Besides the issue of electing Marion County judges in the general election, you have the related issue of judicial slating in Marion County, which involves the payment of hefty fees to party bosses in order to receive the party organization's endorsement.   In January of 2013, I reviewed campaign reports and summarized those payments as follows:
To get slated, Republican judge candidates had to pony up $13,100 apiece before the slating convention.  (Democrats had to put up a similar amount.)  Following the election, the Republican judge candidates are to pony up another $10,000 apiece.
In 1992, the JQC had opined that the practice of paying mandatory slating fees was a violation of the Judicial Code of Conduct.  Twenty years later I asked the JQC to revisit in light of the fact that the payment of these fees as evidenced by twenty years of history showed they were mandatory and thus a violation of the Judicial Code of Conduct.  The JCQ in a letter dated April 2012, confirmed its earlier opinion and then reiterated a set of factors it would look at to determine if the fees paid were mandatory:
While not an exhaustive list, some of the factors the Commission believes are important to evaluate when considering whether a payment is voluntary include the timing of the payment, particularly if it must be paid by a certain time, such as before a slating convention, whether anyone from the political party communicated to the judicial candidate that the payment is expected, and whether the amount contributed by all judicial candidates during an election cycle is the same (assuming o further explanation for the coincidence.
In a piece I wrote in May of 2012, I outlined how those factors compared to what happened during the judicial slating that took place that year:
  • All of the endorsed candidates paid a $12,000 slating fee  (I found out later that there was an additional fee paid that had to be paid after the election.)

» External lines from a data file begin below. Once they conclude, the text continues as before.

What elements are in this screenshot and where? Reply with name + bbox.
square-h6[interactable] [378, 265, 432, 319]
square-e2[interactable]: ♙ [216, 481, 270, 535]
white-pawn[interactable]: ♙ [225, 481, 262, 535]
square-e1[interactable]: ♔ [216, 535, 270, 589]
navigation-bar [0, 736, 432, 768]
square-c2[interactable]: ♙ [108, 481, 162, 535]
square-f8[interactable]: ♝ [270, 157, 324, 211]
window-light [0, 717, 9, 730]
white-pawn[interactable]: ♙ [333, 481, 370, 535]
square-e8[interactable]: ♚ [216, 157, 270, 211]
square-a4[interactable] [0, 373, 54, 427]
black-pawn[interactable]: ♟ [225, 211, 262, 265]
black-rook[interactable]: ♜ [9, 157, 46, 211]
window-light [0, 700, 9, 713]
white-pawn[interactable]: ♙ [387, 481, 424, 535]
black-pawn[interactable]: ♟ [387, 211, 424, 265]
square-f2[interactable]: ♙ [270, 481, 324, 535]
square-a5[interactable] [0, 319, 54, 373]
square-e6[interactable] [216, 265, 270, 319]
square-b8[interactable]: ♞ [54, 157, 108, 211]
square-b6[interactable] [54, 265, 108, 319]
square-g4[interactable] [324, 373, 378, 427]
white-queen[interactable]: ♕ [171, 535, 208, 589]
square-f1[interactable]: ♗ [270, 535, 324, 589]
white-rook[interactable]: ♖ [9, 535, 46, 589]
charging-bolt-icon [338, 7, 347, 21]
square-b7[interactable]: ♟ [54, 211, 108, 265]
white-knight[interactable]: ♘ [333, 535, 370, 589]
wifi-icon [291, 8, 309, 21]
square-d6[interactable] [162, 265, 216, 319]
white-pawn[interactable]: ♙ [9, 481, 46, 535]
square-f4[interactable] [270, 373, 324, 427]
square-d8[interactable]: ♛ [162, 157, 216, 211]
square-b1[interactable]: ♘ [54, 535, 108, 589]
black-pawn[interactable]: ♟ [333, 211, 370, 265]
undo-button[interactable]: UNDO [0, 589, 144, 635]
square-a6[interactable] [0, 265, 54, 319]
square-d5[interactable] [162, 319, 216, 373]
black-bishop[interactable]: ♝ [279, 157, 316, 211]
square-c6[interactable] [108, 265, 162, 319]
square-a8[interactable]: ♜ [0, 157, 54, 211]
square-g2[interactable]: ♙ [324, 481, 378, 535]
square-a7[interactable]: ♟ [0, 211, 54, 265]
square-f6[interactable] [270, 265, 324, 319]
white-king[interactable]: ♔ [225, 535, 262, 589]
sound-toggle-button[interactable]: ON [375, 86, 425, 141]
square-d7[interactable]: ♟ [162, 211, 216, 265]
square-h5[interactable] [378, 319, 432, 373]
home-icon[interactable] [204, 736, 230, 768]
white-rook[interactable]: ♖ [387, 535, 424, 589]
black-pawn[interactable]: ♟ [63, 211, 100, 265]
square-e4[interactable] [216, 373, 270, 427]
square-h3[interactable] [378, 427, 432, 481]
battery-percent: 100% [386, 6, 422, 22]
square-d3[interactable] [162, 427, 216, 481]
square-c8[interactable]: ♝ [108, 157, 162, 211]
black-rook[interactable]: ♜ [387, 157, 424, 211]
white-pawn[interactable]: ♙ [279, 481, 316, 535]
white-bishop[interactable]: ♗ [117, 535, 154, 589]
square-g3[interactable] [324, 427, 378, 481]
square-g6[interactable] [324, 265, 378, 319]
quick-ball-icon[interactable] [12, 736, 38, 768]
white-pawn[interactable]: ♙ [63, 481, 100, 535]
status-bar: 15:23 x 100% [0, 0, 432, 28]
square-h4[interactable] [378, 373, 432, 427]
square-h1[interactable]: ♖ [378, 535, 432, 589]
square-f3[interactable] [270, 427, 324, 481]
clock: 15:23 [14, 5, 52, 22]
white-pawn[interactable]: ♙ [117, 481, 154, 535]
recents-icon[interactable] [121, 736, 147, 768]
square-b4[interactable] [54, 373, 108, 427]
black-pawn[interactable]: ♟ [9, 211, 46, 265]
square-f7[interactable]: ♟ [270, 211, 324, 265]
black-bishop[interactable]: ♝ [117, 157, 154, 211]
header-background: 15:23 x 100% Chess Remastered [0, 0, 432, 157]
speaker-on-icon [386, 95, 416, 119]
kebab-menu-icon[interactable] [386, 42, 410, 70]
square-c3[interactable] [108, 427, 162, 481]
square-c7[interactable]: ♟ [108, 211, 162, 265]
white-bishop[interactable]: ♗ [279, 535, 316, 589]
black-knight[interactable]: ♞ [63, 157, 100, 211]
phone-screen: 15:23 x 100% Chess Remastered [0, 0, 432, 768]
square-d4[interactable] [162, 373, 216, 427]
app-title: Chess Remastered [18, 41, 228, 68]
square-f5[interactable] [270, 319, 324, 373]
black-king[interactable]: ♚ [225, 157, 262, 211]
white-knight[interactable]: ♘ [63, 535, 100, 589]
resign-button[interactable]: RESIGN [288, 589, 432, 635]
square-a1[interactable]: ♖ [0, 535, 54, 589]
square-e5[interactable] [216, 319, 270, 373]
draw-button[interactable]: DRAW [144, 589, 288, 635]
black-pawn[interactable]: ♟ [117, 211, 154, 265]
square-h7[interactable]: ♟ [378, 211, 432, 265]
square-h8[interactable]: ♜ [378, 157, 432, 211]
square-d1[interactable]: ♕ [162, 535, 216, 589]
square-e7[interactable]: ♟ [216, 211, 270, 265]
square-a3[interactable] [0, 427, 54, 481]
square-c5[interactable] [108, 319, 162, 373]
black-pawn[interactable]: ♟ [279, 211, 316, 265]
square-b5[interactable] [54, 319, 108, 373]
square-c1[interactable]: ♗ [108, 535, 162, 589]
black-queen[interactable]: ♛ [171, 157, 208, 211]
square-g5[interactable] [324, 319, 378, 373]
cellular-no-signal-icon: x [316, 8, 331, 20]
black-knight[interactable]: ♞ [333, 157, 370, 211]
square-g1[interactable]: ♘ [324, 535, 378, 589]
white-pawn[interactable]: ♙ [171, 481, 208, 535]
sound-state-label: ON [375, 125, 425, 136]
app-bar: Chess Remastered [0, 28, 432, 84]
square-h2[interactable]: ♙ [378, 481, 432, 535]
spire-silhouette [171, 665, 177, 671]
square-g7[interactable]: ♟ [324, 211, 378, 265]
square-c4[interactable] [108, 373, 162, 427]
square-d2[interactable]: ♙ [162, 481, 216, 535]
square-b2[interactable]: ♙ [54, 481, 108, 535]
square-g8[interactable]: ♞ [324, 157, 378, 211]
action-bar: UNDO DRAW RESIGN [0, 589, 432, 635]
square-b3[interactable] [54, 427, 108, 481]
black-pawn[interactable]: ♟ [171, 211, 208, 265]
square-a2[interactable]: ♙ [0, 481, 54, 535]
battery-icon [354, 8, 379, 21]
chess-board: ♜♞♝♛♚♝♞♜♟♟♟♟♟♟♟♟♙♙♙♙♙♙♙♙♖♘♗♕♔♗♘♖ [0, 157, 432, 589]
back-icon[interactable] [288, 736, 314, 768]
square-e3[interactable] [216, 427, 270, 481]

  • All paid the slating fee before the slating convention.
  • The party communicated to the candidates the amount of the slating fee before the slating convention. 
  • Judicial candidates, like candidates for other offices, were not provided a list of voters at the slating convention until the slating fee was paid.

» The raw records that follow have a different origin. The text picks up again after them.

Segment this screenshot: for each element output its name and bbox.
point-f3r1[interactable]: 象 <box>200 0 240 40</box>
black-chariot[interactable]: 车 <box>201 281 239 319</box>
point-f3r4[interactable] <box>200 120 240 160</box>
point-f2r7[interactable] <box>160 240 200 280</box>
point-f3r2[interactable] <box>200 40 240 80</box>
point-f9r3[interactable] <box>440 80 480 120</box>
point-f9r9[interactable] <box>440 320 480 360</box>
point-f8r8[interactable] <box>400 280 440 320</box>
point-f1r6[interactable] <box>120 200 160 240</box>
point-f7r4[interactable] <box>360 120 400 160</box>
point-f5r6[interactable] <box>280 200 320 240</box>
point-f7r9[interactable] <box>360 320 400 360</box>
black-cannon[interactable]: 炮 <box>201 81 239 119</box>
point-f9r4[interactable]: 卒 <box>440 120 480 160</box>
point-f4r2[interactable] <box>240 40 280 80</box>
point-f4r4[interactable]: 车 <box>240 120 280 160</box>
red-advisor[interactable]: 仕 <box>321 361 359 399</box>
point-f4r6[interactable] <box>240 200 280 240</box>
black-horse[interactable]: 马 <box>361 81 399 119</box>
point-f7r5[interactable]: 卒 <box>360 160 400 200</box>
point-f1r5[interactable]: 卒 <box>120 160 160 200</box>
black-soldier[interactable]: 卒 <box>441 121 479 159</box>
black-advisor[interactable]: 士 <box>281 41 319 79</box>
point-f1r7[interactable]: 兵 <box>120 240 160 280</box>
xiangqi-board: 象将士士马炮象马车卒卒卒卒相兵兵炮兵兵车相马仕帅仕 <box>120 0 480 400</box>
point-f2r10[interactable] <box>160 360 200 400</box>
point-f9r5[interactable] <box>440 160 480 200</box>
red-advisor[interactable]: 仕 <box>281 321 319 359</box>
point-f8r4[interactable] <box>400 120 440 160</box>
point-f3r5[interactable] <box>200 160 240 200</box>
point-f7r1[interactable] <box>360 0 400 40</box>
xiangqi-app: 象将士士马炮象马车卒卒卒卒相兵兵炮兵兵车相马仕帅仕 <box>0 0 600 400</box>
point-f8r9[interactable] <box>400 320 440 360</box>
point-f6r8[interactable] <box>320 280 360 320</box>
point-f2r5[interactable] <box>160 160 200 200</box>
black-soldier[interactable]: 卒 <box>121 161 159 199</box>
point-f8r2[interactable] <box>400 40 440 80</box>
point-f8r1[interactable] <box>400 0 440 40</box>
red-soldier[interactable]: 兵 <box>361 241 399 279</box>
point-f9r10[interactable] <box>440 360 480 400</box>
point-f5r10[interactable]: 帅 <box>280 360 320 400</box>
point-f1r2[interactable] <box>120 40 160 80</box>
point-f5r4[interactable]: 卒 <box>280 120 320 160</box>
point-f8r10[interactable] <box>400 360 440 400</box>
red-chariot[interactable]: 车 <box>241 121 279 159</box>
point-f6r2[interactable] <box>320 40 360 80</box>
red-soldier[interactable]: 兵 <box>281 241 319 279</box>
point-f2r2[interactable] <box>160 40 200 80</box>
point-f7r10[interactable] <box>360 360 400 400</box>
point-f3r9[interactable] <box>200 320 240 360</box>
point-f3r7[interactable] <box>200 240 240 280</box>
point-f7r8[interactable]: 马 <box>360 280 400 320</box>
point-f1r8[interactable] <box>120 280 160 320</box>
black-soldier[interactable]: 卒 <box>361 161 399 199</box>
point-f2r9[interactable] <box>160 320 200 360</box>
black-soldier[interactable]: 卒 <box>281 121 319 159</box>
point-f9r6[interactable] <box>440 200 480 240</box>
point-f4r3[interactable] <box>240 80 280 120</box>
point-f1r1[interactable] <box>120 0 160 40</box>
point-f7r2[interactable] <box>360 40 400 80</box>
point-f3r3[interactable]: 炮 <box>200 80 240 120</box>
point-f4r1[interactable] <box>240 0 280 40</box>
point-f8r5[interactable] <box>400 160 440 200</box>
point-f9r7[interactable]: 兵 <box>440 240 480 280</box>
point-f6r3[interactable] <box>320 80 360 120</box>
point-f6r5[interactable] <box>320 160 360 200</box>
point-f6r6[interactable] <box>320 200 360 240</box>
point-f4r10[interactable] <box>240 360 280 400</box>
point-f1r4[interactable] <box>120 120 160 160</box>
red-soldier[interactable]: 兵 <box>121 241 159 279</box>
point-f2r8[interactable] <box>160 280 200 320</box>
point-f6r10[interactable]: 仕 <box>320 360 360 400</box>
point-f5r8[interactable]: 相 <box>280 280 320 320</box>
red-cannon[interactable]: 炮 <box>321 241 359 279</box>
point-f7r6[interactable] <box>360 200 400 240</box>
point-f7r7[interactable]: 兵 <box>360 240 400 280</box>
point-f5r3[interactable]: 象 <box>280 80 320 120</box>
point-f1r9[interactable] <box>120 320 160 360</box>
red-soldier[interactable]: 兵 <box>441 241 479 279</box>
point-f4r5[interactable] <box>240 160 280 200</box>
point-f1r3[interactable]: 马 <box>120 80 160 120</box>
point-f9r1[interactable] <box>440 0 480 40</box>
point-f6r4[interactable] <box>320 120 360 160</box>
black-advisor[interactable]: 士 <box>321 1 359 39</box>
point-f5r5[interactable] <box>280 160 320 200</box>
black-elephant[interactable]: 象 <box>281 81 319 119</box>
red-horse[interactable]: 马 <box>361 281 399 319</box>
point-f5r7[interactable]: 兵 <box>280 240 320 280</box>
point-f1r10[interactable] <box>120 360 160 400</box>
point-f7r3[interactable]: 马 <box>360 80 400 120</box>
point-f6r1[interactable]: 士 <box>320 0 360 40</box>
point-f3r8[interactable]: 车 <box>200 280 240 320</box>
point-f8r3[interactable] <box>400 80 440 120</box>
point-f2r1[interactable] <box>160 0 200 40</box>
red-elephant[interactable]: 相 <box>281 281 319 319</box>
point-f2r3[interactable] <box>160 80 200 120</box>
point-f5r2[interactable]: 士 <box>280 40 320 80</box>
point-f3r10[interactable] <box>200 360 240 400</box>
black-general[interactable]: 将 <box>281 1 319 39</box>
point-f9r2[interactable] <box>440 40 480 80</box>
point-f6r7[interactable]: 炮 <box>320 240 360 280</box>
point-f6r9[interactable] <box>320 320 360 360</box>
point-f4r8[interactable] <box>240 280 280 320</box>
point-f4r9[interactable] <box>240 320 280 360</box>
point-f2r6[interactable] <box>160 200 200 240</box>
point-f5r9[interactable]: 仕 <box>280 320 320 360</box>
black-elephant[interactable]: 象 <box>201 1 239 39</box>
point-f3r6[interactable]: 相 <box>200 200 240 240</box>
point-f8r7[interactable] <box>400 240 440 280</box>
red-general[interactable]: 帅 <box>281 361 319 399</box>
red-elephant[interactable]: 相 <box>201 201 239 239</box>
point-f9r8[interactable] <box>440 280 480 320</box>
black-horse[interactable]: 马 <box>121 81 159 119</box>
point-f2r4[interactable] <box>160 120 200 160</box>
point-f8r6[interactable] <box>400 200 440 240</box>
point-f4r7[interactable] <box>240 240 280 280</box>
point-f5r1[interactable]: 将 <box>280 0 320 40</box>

  • The slating fee equals 10% of a judges annual salary. Slating fees always are 10% of the annual salary of the office that is sought.
  • The party, like with all slating contests, refunds 80% of the slating fee for judges if they're not slated and do not run in the primary.  If they run in the primary, the party keeps 100% of the $12,000.  If it were a voluntary political contribution, why would they ever refund the money?

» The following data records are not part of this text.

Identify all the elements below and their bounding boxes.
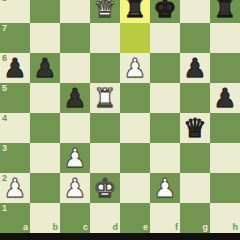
square-e3[interactable] [120,143,150,173]
piece-white-king[interactable]: ♚ [90,173,120,203]
square-d8[interactable]: ♛ [90,0,120,23]
square-e2[interactable] [120,173,150,203]
rank-label-5: 5 [2,84,7,93]
square-c8[interactable] [60,0,90,23]
square-c6[interactable] [60,53,90,83]
square-b1[interactable]: b [30,203,60,233]
square-g8[interactable] [180,0,210,23]
square-b6[interactable]: ♟ [30,53,60,83]
piece-white-pawn[interactable]: ♟ [150,173,180,203]
square-d7[interactable] [90,23,120,53]
square-b5[interactable] [30,83,60,113]
square-g6[interactable]: ♟ [180,53,210,83]
square-g7[interactable] [180,23,210,53]
square-h6[interactable] [210,53,240,83]
square-f5[interactable] [150,83,180,113]
square-h3[interactable] [210,143,240,173]
square-c5[interactable]: ♟ [60,83,90,113]
piece-black-pawn[interactable]: ♟ [180,53,210,83]
piece-black-pawn[interactable]: ♟ [60,83,90,113]
rank-label-4: 4 [2,114,7,123]
square-e8[interactable]: ♜ [120,0,150,23]
piece-black-pawn[interactable]: ♟ [210,83,240,113]
square-f4[interactable] [150,113,180,143]
square-h1[interactable]: h [210,203,240,233]
square-c1[interactable]: c [60,203,90,233]
file-label-h: h [233,223,239,232]
square-g5[interactable] [180,83,210,113]
square-d5[interactable]: ♜ [90,83,120,113]
piece-black-rook[interactable]: ♜ [210,0,240,23]
chess-board[interactable]: 8♛♜♚♜76♟♟♟♟5♟♜♟4♛3♟2♟♟♚♟1abcdefgh [0,0,240,233]
piece-black-pawn[interactable]: ♟ [0,53,30,83]
square-h2[interactable] [210,173,240,203]
square-a2[interactable]: 2♟ [0,173,30,203]
file-label-b: b [53,223,59,232]
chess-app: 8♛♜♚♜76♟♟♟♟5♟♜♟4♛3♟2♟♟♚♟1abcdefgh [0,0,240,240]
square-h8[interactable]: ♜ [210,0,240,23]
square-g4[interactable]: ♛ [180,113,210,143]
piece-white-pawn[interactable]: ♟ [0,173,30,203]
rank-label-1: 1 [2,204,7,213]
square-a4[interactable]: 4 [0,113,30,143]
file-label-d: d [113,223,119,232]
bottom-bar [0,233,240,240]
square-f6[interactable] [150,53,180,83]
piece-white-rook[interactable]: ♜ [90,83,120,113]
square-b3[interactable] [30,143,60,173]
square-b4[interactable] [30,113,60,143]
file-label-f: f [175,223,178,232]
square-c2[interactable]: ♟ [60,173,90,203]
piece-black-king[interactable]: ♚ [150,0,180,23]
square-f3[interactable] [150,143,180,173]
square-e7[interactable] [120,23,150,53]
square-a1[interactable]: 1a [0,203,30,233]
square-f2[interactable]: ♟ [150,173,180,203]
square-d3[interactable] [90,143,120,173]
square-d2[interactable]: ♚ [90,173,120,203]
square-h4[interactable] [210,113,240,143]
square-f8[interactable]: ♚ [150,0,180,23]
rank-label-8: 8 [2,0,7,3]
piece-black-queen[interactable]: ♛ [180,113,210,143]
square-b8[interactable] [30,0,60,23]
piece-black-pawn[interactable]: ♟ [30,53,60,83]
square-a7[interactable]: 7 [0,23,30,53]
square-e1[interactable]: e [120,203,150,233]
piece-white-pawn[interactable]: ♟ [60,173,90,203]
square-b7[interactable] [30,23,60,53]
file-label-c: c [83,223,88,232]
rank-label-3: 3 [2,144,7,153]
square-a6[interactable]: 6♟ [0,53,30,83]
square-c4[interactable] [60,113,90,143]
square-g2[interactable] [180,173,210,203]
square-a3[interactable]: 3 [0,143,30,173]
square-a8[interactable]: 8 [0,0,30,23]
piece-white-pawn[interactable]: ♟ [60,143,90,173]
square-e6[interactable]: ♟ [120,53,150,83]
piece-black-rook[interactable]: ♜ [120,0,150,23]
square-c3[interactable]: ♟ [60,143,90,173]
square-h5[interactable]: ♟ [210,83,240,113]
piece-white-queen[interactable]: ♛ [90,0,120,23]
square-f1[interactable]: f [150,203,180,233]
square-g1[interactable]: g [180,203,210,233]
square-f7[interactable] [150,23,180,53]
square-h7[interactable] [210,23,240,53]
piece-white-pawn[interactable]: ♟ [120,53,150,83]
file-label-e: e [143,223,148,232]
square-e4[interactable] [120,113,150,143]
square-e5[interactable] [120,83,150,113]
square-d4[interactable] [90,113,120,143]
square-c7[interactable] [60,23,90,53]
square-d1[interactable]: d [90,203,120,233]
square-b2[interactable] [30,173,60,203]
square-a5[interactable]: 5 [0,83,30,113]
file-label-a: a [23,223,28,232]
square-g3[interactable] [180,143,210,173]
rank-label-7: 7 [2,24,7,33]
file-label-g: g [203,223,209,232]
square-d6[interactable] [90,53,120,83]
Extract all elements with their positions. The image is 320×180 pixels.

I understand from very good sources that a complaint against the Marion County slating process remains pending before the JQC and was put on hold pending the outcome of yesterday's case.  Hopefully the JCQ will now find the slating fees that have been paid to be a violation of the Judicial Code and have that decision ratified by the Indiana Supreme Court.  I think that is quite likely coming down the road.

Meanwhile, in light of yesterday's decision, the Indianapolis Bar Association issued a statement yesterday, published on the Indiana Law Blog website:
The Indianapolis Bar Association (“IndyBar”) is reviewing Judge Young’s decision holding unconstitutional Marion County’s current system for selecting judges. For more than twenty years, the IndyBar has taken an active interest in the best methods of selecting judges in Marion County. Through its Attorneys for an Independent Bench (AIB) Committee, the IndyBar intends to offer its assistance in crafting a remedy to address the Judge’s decision. Marion County has been well served by its excellent judges over the years, and inclusive engagement of all interested parties in creating a new judicial selection method will ensure that continues.
You have to remember the Indianapolis Bar Association has been silent on any sort of meaningful reform of the selection process for Marion County Judges, has refused to condemn slating, including the payment of slating fees in violation of ethical rules, and has actively provided cover for candidates handpicked by party bosses through the use of an easily manipulated survey process.  And now the Indianapolis Bar Association wants to be a player in reforming the system?

Note: Special thanks to Indiana Law Blog for providing the link to the Indianapolis Bar Association statement and Judge Young's opinion.